Только этого ему не хватало. Валунский почувствовал, как похолодало в груди, а на лице выступила испарина.
- Надо срочно лететь туда, - продолжала скулить Нонна. - И я с тобой.
- Нет, тебе там делать нечего. Я один полечу, - категорично возразил он и положил трубку.
Да, надо срочно лететь. Выяснить, в чем там дело. Не мог Эдик убить человека так ни за что ни про что. Либо был поставлен в безысходное положение, либо сделал кто-то другой, а подставил его.
Валунский полез в сейф, где хранил лишние деньги. Там лежало всего три тысячи рублей - весь запас потратил на оборудование новой квартиры. С тремя тысячами в Москве делать нечего. У кого же занять? У заместителя, которому придется временно передать дела? Позвонил ему.
- Иван Дмитриевич, зайди на минутку.
Сыроежкин, флегматичный, медлительный зам, изрядно обросший жирком от сидячей работы и от лени, неторопливо протиснулся в кабинет.
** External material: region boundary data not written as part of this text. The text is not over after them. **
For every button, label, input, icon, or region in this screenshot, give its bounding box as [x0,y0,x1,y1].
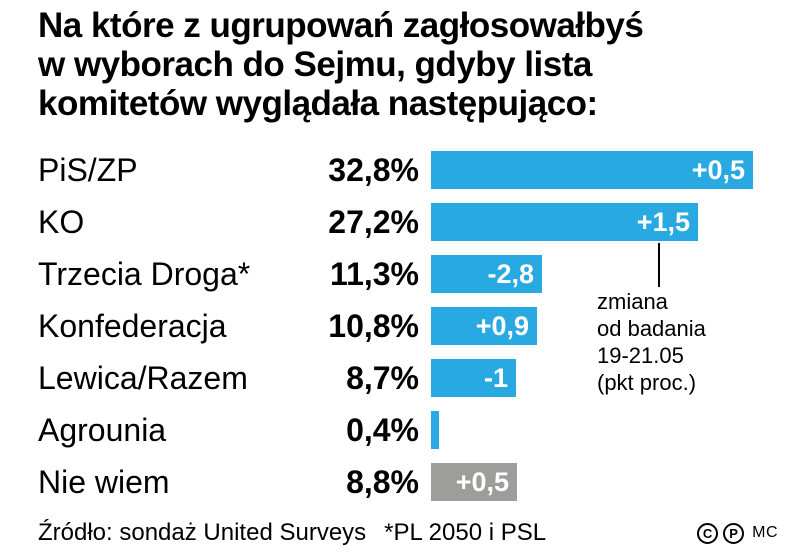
party-percentage: 8,7% [346,359,419,396]
party-percentage: 11,3% [330,255,419,292]
chart-row: PiS/ZP 32,8% +0,5 [38,144,778,196]
bar: +0,5 [431,151,753,189]
bar: -2,8 [431,255,542,293]
party-percentage: 0,4% [346,411,419,448]
party-label: Lewica/Razem [38,359,248,396]
annotation-pointer-line [658,243,660,287]
chart-title: Na które z ugrupowań zagłosowałbyś w wyb… [38,6,644,123]
change-label: +0,5 [455,466,509,497]
change-label: -2,8 [487,258,534,289]
party-label: Konfederacja [38,307,227,344]
bar: +0,5 [431,463,517,501]
copyright-icon: C [697,522,719,544]
party-label: PiS/ZP [38,151,138,188]
change-label: +1,5 [636,206,690,237]
party-percentage: 8,8% [346,463,419,500]
phonogram-icon: P [723,522,745,544]
party-label: Agrounia [38,411,167,448]
source-text: Źródło: sondaż United Surveys [38,519,367,546]
chart-row: KO 27,2% +1,5 [38,196,778,248]
chart-row: Nie wiem 8,8% +0,5 [38,456,778,508]
chart-rows: PiS/ZP 32,8% +0,5 KO 27,2% +1,5 Trzecia Droga*… [38,144,778,508]
bar-area: +0,9 [431,307,778,345]
party-percentage: 32,8% [328,151,419,188]
bar-area: +0,5 [431,463,778,501]
credits: C P MC [697,522,778,544]
credit-initials: MC [752,524,778,541]
party-label: Nie wiem [38,463,170,500]
bar-area: +1,5 [431,203,778,241]
footer: Źródło: sondaż United Surveys *PL 2050 i… [38,519,778,547]
bar [431,411,439,449]
bar: +1,5 [431,203,698,241]
bar-area: -1 [431,359,778,397]
change-label: -1 [483,362,508,393]
party-percentage: 27,2% [328,203,419,240]
annotation-text: zmiana od badania 19-21.05 (pkt proc.) [597,289,706,395]
party-label: KO [38,203,85,240]
chart-row: Lewica/Razem 8,7% -1 [38,352,778,404]
party-label: Trzecia Droga* [38,255,251,292]
chart-row: Trzecia Droga* 11,3% -2,8 [38,248,778,300]
bar: -1 [431,359,516,397]
chart-row: Agrounia 0,4% [38,404,778,456]
party-percentage: 10,8% [328,307,419,344]
change-label: +0,9 [475,310,529,341]
change-label: +0,5 [691,154,745,185]
bar-area: -2,8 [431,255,778,293]
bar-area: +0,5 [431,151,778,189]
footnote-text: *PL 2050 i PSL [384,519,547,546]
bar: +0,9 [431,307,537,345]
chart-row: Konfederacja 10,8% +0,9 [38,300,778,352]
bar-area [431,411,778,449]
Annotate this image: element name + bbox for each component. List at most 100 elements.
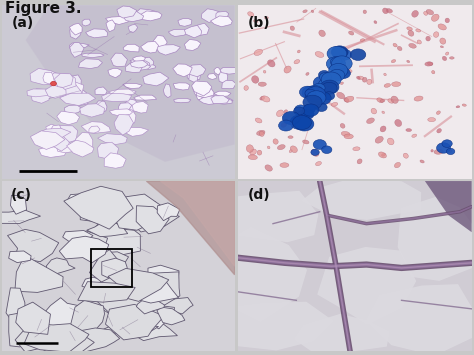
Ellipse shape (313, 83, 325, 93)
Polygon shape (71, 300, 104, 334)
Ellipse shape (393, 43, 397, 47)
Ellipse shape (293, 107, 305, 115)
Ellipse shape (437, 111, 440, 114)
Polygon shape (94, 216, 138, 232)
Ellipse shape (51, 81, 56, 86)
Polygon shape (123, 83, 142, 89)
Polygon shape (220, 67, 241, 74)
Polygon shape (143, 72, 169, 86)
Ellipse shape (277, 144, 285, 150)
Ellipse shape (327, 46, 347, 61)
Ellipse shape (311, 149, 319, 155)
Text: (d): (d) (247, 188, 270, 202)
Polygon shape (98, 142, 118, 158)
Ellipse shape (295, 117, 314, 131)
Polygon shape (64, 186, 133, 229)
Polygon shape (136, 206, 169, 234)
Polygon shape (0, 210, 41, 223)
Polygon shape (103, 323, 159, 334)
Polygon shape (106, 304, 164, 340)
Ellipse shape (440, 46, 444, 48)
Polygon shape (199, 88, 210, 98)
Polygon shape (132, 272, 180, 307)
Ellipse shape (331, 56, 352, 71)
Polygon shape (133, 65, 151, 70)
Polygon shape (50, 125, 62, 136)
Ellipse shape (392, 82, 401, 87)
Polygon shape (140, 60, 149, 67)
Polygon shape (101, 194, 169, 230)
Polygon shape (157, 307, 185, 325)
Polygon shape (108, 68, 122, 78)
Polygon shape (136, 9, 157, 18)
Polygon shape (59, 84, 82, 100)
Ellipse shape (284, 110, 288, 113)
Ellipse shape (375, 136, 383, 143)
Polygon shape (155, 297, 193, 314)
Text: (c): (c) (10, 188, 31, 202)
Ellipse shape (329, 69, 345, 81)
Polygon shape (87, 220, 128, 237)
Ellipse shape (363, 10, 366, 13)
Polygon shape (218, 227, 307, 322)
Polygon shape (70, 43, 84, 58)
Polygon shape (184, 25, 202, 38)
Polygon shape (173, 98, 191, 103)
Ellipse shape (321, 73, 333, 82)
Ellipse shape (406, 129, 411, 132)
Polygon shape (123, 11, 144, 22)
Polygon shape (196, 93, 214, 101)
Polygon shape (189, 72, 198, 82)
Ellipse shape (442, 140, 452, 147)
Polygon shape (73, 328, 120, 353)
Polygon shape (133, 292, 175, 329)
Polygon shape (142, 64, 156, 69)
Polygon shape (130, 61, 148, 68)
Polygon shape (64, 105, 82, 114)
Ellipse shape (345, 70, 352, 73)
Ellipse shape (412, 134, 417, 137)
Polygon shape (54, 81, 84, 96)
Ellipse shape (446, 52, 449, 55)
Polygon shape (80, 204, 137, 223)
Polygon shape (398, 197, 474, 281)
Polygon shape (46, 258, 75, 274)
Polygon shape (141, 42, 158, 53)
Ellipse shape (426, 36, 430, 41)
Polygon shape (102, 258, 128, 280)
Ellipse shape (264, 70, 266, 73)
Ellipse shape (311, 149, 319, 156)
Bar (91, 249, 132, 287)
Ellipse shape (360, 39, 365, 41)
Ellipse shape (318, 78, 336, 92)
Polygon shape (101, 93, 132, 102)
Ellipse shape (380, 99, 385, 102)
Ellipse shape (353, 147, 360, 151)
Polygon shape (39, 128, 71, 140)
Ellipse shape (340, 124, 345, 128)
Polygon shape (38, 147, 67, 158)
Polygon shape (209, 302, 333, 350)
Polygon shape (214, 67, 221, 75)
Ellipse shape (363, 77, 367, 82)
Polygon shape (35, 330, 94, 355)
Polygon shape (128, 24, 137, 33)
Polygon shape (129, 277, 179, 303)
Ellipse shape (337, 49, 352, 60)
Ellipse shape (388, 99, 394, 103)
Polygon shape (30, 69, 58, 85)
Polygon shape (188, 65, 206, 77)
Polygon shape (98, 134, 128, 144)
Polygon shape (80, 104, 105, 117)
Polygon shape (63, 230, 93, 242)
Polygon shape (208, 73, 216, 80)
Polygon shape (95, 252, 128, 269)
Ellipse shape (321, 72, 341, 87)
Ellipse shape (350, 49, 366, 60)
Polygon shape (40, 298, 82, 333)
Ellipse shape (425, 62, 433, 66)
Ellipse shape (290, 146, 297, 153)
Ellipse shape (456, 106, 460, 108)
Ellipse shape (261, 96, 270, 102)
Ellipse shape (386, 9, 392, 13)
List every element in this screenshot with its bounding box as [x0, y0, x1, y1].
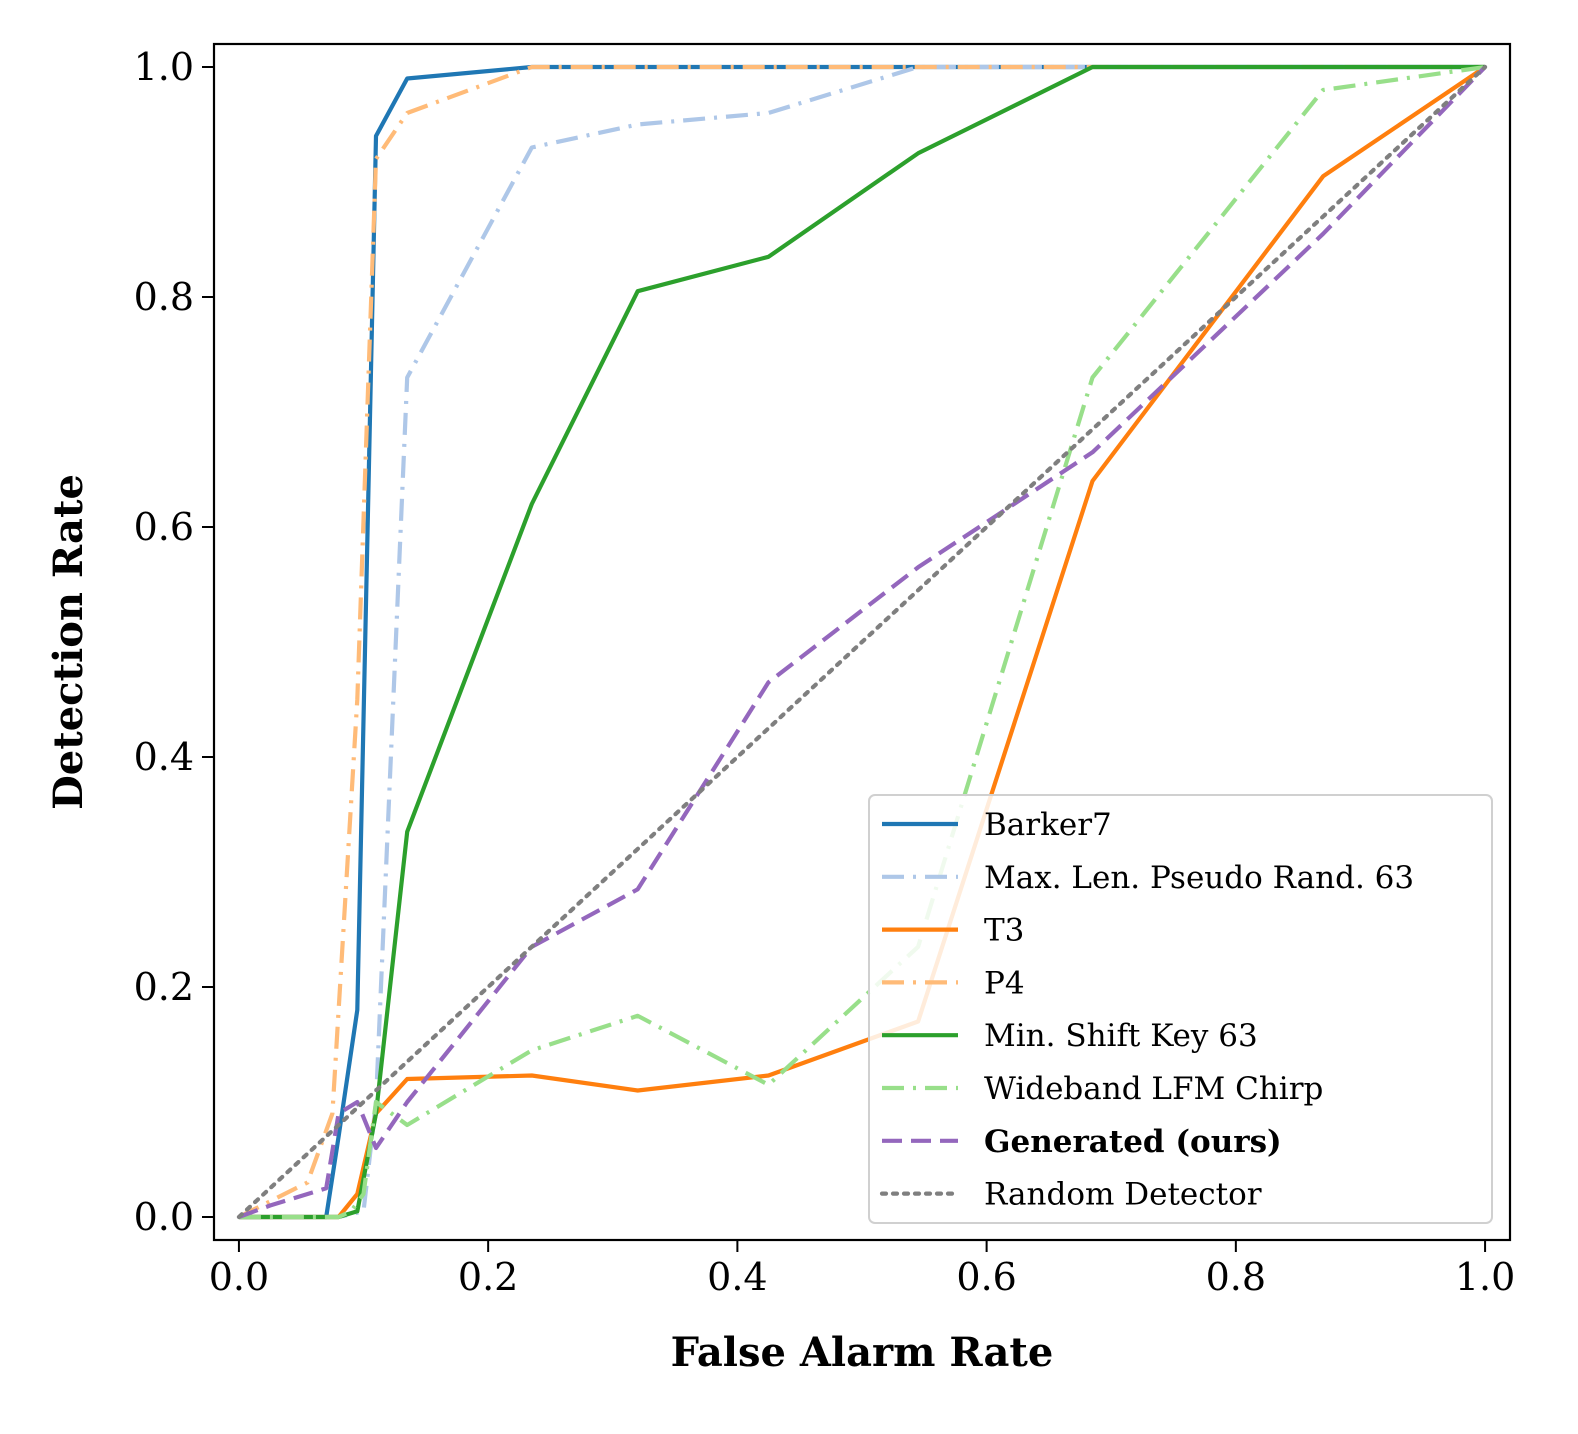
series-line-7	[236, 64, 1488, 1220]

- Слушаю, Аркадий Борисович.
- Мне придется срочно вылететь в Москву. Останешься за меня. У тебя найдется тысяч пять долларов взаймы?
- Откуда? - виновато пожал плечами Сыроежкин. - На базаре все так дорого...
Он явно врал. Валунский знал его прижимистый характер - он ни разу ни с кем не выпил за свой счет, собирался уехать "на ридну Украину" как только там стабилизируется обстановка и купить квартиру, либо дом. Но коль человек не дает, силой не возьмешь.
- Ладно, ступай. С завтрашнего дня остаешься за меня.
Зам ещё потоптался у двери и так же неторопливо вышел. Пришлось обращаться к Чубарину, хотя Валунскому очень не хотелось - и так попал к нему в зависимость, вступив в сделку по продаже "Касситерита".
- О чем речь, Аркадий Борисович. Хоть десять, хоть двадцать. Твои проблемы - мои проблемы.
Ночью Валунский вылетел в Москву. Что он только не передумал за дорогу, какие только ужасные мысли не лезли в голову.
Еще из Приморска он позвонил в Москву другу и тот сказал, в каком следственном изоляторе находится Эдик. Прямо из Домодедово Валунский помчался на Бутырку. Время было десятый час и он как раз застал в изоляторе следователя, ведущего дело сына.
Это был довольно молодой мужчина, лет двадцати семи, деликатный и интеллигентный, о губернаторе Валунском он был наслышан, потому не стал темнить о преступлении сына. Дело оказалось простое и банальное, какие сейчас заполонили судебные органы. Но для Валунского оно было настолько неожиданным и неукладывающимся в сознании, что он поначалу не поверил. Чтобы его сын, Эдик, стал наркоманом?.. Но, вспомнив последние письма сына, где он все время жаловался на дороговизну и нехватку денег на питание, сомнения рассеялись.
Эдик Валунский, способный мальчик и красавец, ещё на первом курсе сошелся с такими дружками и девочками, которые любили шикарную жизнь - а кто из молодых людей не мечтает о веселых застольях, о море шампанского, любовных приключениях? Там он познал и кайф от наркотиков. А за удовольствие надо было платить. Папиных денег и стипендии, конечно же, не хватало. И ребята нашли способ как их добывать: красивые девочки знакомились в ресторане с богатыми клиентами, приглашали их в свой "квадратик", заводили в какой-нибудь подъезд, где поджидали парни. Там и проходило ограбление и убийство.